Una racha de aire fresco penetró en la habitación por el balcón abierto. Miró desde la cama el cielo cubierto de golpe, apuntando tormenta. Se dió la vuelta hacia la pared pero un algo incómodo se había instalado a su lado. Aunque trataba de cerrar los ojos para recuperar el abandono propio del sueño, no podía: el verano había tocado a su fin y ahora tenía que incorporarse. Había que moverse de nuevo, abandonar aquella ciudad e intentar imaginar un futuro en algún otro sitio, más grande, con mayores oportunidades. Oportunidades laborales, oportunidades sentimentales. Había tomado la decisión de volver a casa de sus padres por unos meses, unos meses de "sacrificio" en los que ahorrar algo de dinero para iniciar tal aventura. Pero, ¿era una aventura o más bien una maldición? Hacía años que no paraba de moverse: cuando parecía encontrarse bien en un lugar, una racha de aire fresco, un repeluco, le movía a marcharse en busca de abrigo a otro lugar. El último de los cambios no se debió a un caprichoso golpe de fresco: esta vez la tormenta le pilló en plena intemperie; llegó a casa empapado, con el corazón encogido, tirando a duras penas de las maletas, rodeado de pasado.
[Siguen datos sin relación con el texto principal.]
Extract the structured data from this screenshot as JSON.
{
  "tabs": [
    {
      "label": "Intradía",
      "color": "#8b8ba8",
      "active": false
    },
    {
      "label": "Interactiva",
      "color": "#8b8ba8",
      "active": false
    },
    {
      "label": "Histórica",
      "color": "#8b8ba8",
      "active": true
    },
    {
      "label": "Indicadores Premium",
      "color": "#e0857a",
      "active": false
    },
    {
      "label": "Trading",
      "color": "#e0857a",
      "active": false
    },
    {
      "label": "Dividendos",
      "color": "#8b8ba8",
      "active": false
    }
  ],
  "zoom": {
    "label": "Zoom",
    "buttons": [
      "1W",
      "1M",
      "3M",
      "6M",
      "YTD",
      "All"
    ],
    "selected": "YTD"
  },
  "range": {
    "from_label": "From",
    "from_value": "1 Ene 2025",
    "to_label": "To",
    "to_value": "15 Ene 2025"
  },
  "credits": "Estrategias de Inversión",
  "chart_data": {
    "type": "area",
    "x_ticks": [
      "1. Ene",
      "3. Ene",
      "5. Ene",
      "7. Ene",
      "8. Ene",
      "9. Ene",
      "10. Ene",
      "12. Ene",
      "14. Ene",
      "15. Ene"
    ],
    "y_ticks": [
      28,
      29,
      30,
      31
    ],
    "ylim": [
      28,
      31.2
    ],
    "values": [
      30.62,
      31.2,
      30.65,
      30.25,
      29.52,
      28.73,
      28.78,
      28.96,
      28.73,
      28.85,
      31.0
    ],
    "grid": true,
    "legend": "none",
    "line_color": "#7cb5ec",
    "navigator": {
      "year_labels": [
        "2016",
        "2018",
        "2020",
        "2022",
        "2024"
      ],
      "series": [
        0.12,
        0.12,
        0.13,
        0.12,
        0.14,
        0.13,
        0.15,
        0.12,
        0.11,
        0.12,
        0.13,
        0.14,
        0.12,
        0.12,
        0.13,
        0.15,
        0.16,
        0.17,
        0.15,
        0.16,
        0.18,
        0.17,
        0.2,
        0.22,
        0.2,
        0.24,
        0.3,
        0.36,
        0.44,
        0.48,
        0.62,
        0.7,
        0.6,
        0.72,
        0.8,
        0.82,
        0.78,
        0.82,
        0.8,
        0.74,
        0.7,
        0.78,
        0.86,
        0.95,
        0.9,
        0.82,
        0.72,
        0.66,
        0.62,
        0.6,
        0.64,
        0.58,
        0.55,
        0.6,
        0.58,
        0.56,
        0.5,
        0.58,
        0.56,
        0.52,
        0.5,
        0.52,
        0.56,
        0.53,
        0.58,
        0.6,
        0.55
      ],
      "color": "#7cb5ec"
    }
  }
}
Uno se imponía unos objetivos, se figuraba un futuro continuo, pero al final, las malas hierbas lo invadían todo: una variedad perfectamente reconocible, tan nuestra como el sudor, como el olor de una cama en la que hemos pasado una semana con fiebre. A veces, cuando uno se aburre de sí mismo, sólo le queda tratar de divertir a los demás. Toda colilla moribunda encierra la posibilidad de encender nuevos cigarrillos...
Como quien pasa el dedo por un piano desafinado, en escala descendente, recorrió con la mirada los lomos de los libros que había sobre la estantería: estaba a punto de pensar en algo complejo, algo que le costaría un esfuerzo casi muscular, como limpiar un gran jardín abandonado lleno de hojarasca huérfana. Sonó el teléfono y no lo cogió. Una sed que parecía no tener fin lo condujo lentamente, a tientas, hasta la cocina. La casa se había anegado de sombras.